Once you're ready to re-enter the market, that would be another story, we may even see 100% or more return on capital at that time, and if you're fully invested, it could be a great time to make some money.

If you're not sure what businesses are trading at less than 20% return on capital, the simplest way is to do this quick test. Add up the free cash flow of all your businesses and if it's less than 20%, then ask yourself why since these are returns you already have.

2. Great Stock Portfolios Have High Margin Of Safety

As a stock investor, you should never risk more than 5-10% of your capital on any given investment, otherwise it's too risky for most people. If you have limited resources, the lower the better, but there are also businesses priced at a 20% margin of safety that are still great investments.

This means that you should never buy anything at market prices, instead try to find undervalued opportunities where you can get in at 50-70% off the current price.
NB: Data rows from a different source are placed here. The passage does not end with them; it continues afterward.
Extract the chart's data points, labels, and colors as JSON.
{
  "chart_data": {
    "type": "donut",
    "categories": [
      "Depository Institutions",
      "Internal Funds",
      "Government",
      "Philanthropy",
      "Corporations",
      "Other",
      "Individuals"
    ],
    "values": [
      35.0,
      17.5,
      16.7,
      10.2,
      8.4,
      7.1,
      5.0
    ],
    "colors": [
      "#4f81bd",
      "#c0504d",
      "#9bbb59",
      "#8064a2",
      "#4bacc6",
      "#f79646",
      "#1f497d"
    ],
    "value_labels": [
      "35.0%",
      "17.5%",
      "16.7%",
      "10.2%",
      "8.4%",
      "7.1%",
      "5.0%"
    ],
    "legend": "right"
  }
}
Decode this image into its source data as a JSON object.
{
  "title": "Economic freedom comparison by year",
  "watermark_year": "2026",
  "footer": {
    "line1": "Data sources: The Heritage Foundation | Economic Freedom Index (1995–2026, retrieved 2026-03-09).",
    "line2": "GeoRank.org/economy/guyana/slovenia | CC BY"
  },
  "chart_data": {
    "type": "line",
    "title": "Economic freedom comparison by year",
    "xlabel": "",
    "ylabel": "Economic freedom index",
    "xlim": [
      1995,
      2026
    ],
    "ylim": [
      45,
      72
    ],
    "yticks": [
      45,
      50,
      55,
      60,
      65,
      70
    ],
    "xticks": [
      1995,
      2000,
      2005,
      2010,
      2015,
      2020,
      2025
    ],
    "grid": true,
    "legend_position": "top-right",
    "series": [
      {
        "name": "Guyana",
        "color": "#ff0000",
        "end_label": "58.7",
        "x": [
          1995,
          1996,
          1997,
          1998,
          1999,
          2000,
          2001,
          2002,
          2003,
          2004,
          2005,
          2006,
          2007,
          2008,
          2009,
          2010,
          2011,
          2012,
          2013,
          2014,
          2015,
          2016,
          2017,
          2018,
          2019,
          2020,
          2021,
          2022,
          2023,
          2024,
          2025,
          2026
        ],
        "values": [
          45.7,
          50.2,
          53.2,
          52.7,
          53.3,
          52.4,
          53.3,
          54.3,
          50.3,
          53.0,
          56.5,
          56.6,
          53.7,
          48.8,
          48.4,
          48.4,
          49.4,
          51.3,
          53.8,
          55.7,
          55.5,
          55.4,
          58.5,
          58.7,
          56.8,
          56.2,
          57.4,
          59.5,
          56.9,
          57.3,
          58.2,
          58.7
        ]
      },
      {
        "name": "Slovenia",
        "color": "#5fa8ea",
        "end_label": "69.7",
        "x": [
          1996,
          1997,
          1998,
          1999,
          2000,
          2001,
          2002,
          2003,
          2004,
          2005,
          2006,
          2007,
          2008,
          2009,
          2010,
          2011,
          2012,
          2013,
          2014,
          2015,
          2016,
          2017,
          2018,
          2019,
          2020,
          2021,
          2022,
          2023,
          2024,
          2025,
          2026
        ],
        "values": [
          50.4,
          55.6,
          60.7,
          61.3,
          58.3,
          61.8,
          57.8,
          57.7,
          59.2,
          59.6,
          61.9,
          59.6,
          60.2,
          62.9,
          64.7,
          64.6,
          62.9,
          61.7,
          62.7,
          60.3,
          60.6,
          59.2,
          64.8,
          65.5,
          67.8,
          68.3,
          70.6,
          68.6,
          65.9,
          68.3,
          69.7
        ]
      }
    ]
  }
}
When the market corrects these will be even cheaper, so there's no need to rush. It also has requires being patient and waiting for the stock price to go down before you make your investment.

3. Great Stock Portfolios Take Advantage Of Tax Savings & Is Not Held At Retirement Accounts

If you learn anything from this article, let it be that if you don't take advantage of tax savings, you'll lose out on a lot of money. The market is very efficient in pricing things, but it does not take into account tax savings or retirement accounts, so this is where you can take advantage of the market.

You should always try to buy undervalued assets in your name if possible because you have much better control over it. If things are priced right, I would only buy in a retirement account when it's under 50% off the market price.

If you have a business, then it's even better, you're able to take advantage of tax savings without holding too much capital inside your retirement account, which is what most rich people do because it eliminates the risk of being audited.

Above all else, maintaining a portfolio that has these qualities will ensure that you have good returns over the long term.